131 Views Asked by At

I'm trying to run a very large set of batch jobs on a RHEL5 cluster which uses a Lustre file system. I was getting a strange error with roughly 1% of the jobs: they could't find a text file they are all using for steering. A script that reproduces the error looks like this:

#!/usr/bin/env bash

#PBS -t 1-18792
#PBS -l mem=4gb,walltime=30:00
#PBS -l nodes=1:ppn=1
#PBS -q hep
#PBS -o output/fit/out.txt
#PBS -e output/fit/error.txt

cd $PBS_O_WORKDIR
mkdir -p output/fit
echo 'submitted from: ' $PBS_O_WORKDIR 

files=($(ls ./*.txt | sort)) # <-- NOTE THIS LINE

cat batch/fits/fit-paths.txt

For some small fraction of jobs, the error stream output would show:

cat: batch/fits/fit-paths.txt: No such file or directory

Weird enough, but it gets stranger.


When I change the files=($(ls ./*.txt | sort)) line to

files=($(ls batch/fits/*.txt | sort))

The jobs run without errors! Needless to say, this is far from satisfying: I'd rather not have my jobs depend on black magic (although black magic is better than no magic).

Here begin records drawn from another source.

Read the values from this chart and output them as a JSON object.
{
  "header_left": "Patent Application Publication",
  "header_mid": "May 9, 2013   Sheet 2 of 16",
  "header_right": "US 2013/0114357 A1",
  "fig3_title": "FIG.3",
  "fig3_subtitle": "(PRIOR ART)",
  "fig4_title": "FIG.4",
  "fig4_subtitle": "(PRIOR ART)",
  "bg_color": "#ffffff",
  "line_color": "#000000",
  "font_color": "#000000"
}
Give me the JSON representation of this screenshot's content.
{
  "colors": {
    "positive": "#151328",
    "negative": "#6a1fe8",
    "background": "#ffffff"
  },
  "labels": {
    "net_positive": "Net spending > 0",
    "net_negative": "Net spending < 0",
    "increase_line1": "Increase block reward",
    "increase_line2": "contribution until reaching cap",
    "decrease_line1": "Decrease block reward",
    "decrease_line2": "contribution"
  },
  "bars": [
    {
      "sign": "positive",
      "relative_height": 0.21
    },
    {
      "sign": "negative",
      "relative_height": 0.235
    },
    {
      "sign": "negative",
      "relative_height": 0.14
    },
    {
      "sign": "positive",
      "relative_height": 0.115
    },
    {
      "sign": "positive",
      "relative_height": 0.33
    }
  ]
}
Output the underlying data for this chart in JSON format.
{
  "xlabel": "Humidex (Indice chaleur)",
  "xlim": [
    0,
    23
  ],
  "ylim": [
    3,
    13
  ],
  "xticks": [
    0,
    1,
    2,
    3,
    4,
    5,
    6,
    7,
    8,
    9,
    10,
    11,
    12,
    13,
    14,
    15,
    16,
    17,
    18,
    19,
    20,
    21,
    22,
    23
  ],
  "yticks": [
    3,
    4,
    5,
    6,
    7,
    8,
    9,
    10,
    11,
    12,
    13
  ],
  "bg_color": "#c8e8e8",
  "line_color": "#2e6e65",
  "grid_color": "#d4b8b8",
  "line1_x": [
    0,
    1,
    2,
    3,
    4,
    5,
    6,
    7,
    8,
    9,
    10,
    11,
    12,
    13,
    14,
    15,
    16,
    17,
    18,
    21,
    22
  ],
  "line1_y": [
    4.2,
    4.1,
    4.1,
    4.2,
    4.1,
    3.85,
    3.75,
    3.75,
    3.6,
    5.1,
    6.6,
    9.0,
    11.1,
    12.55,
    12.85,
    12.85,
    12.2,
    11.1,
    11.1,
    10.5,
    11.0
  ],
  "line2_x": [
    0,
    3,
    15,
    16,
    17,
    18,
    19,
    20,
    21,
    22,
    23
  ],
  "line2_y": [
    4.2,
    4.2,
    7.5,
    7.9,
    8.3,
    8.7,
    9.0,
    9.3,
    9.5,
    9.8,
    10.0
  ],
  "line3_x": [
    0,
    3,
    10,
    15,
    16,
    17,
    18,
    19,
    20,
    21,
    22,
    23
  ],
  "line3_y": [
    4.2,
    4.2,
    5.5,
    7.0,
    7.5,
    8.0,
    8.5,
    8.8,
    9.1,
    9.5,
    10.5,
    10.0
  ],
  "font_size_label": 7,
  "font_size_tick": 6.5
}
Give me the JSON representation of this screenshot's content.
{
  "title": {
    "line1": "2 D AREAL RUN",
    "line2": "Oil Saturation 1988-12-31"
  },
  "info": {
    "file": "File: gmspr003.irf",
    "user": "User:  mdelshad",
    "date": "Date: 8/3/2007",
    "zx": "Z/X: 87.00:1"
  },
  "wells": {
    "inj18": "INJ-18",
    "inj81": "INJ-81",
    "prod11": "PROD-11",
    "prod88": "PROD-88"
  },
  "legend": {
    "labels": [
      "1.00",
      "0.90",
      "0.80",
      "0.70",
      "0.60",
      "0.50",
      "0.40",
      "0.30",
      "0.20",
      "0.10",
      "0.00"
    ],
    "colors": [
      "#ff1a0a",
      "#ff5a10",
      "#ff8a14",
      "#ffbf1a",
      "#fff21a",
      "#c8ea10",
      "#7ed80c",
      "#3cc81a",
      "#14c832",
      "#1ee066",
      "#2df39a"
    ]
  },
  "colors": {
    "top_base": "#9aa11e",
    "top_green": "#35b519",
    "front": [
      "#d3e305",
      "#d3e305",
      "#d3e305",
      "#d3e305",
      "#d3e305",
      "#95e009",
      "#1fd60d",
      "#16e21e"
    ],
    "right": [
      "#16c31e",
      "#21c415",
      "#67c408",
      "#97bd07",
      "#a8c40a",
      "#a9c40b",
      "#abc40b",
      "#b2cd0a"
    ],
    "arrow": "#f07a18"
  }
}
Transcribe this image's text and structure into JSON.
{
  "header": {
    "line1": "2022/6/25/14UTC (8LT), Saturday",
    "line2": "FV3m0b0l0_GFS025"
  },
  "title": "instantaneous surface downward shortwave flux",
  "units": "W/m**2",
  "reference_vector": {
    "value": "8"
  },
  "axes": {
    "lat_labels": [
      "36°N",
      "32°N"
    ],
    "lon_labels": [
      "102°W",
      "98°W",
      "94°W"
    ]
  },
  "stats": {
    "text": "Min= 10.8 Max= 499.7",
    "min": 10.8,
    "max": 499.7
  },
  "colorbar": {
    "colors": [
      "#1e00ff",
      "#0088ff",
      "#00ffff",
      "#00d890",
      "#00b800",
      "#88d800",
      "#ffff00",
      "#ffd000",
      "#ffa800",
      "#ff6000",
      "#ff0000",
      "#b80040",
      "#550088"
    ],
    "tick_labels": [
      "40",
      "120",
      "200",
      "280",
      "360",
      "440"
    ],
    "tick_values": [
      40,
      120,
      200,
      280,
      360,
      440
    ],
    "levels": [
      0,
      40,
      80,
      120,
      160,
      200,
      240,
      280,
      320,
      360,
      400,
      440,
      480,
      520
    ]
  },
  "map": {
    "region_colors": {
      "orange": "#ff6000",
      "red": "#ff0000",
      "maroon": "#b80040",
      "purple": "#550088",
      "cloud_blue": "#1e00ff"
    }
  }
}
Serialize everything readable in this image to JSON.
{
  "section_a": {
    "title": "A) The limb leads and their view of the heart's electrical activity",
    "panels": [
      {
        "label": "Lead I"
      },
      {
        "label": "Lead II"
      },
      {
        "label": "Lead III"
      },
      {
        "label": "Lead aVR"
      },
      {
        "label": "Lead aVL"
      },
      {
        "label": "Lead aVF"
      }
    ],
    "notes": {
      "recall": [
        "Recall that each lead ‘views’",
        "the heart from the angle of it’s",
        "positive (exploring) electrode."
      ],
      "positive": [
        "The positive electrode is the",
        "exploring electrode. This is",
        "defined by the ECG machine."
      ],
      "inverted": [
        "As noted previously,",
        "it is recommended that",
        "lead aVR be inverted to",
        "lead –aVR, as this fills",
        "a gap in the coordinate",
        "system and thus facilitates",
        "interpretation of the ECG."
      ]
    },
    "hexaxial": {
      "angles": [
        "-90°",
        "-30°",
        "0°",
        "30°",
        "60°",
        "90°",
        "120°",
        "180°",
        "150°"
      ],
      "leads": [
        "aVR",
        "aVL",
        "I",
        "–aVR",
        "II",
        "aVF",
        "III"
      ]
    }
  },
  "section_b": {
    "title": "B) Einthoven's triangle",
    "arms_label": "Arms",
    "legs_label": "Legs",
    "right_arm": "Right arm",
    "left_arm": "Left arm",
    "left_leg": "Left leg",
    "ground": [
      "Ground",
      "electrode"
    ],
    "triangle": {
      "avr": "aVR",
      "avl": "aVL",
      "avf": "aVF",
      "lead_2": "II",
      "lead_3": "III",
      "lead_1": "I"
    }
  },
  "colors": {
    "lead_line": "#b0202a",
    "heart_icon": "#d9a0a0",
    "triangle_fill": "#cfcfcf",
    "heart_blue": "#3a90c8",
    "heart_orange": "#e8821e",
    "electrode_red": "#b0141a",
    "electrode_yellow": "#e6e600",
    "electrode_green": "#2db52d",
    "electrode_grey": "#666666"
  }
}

Any idea what's going on here?

1

There are 1 best solutions below

0
On

Try replacing

files=($(ls ./*.txt | sort))

with

files=(./*.txt)

Normally, the shell automatically sorts glob results, and – in contrast to parsing ls(1) output, which should never be done in portable shell scripts – handles quoting of special characters correctly.

Although this is only an issue if you ever have files with certain shell metacharacters in them. Candidates here are space, tab, newline and possibly carriage return.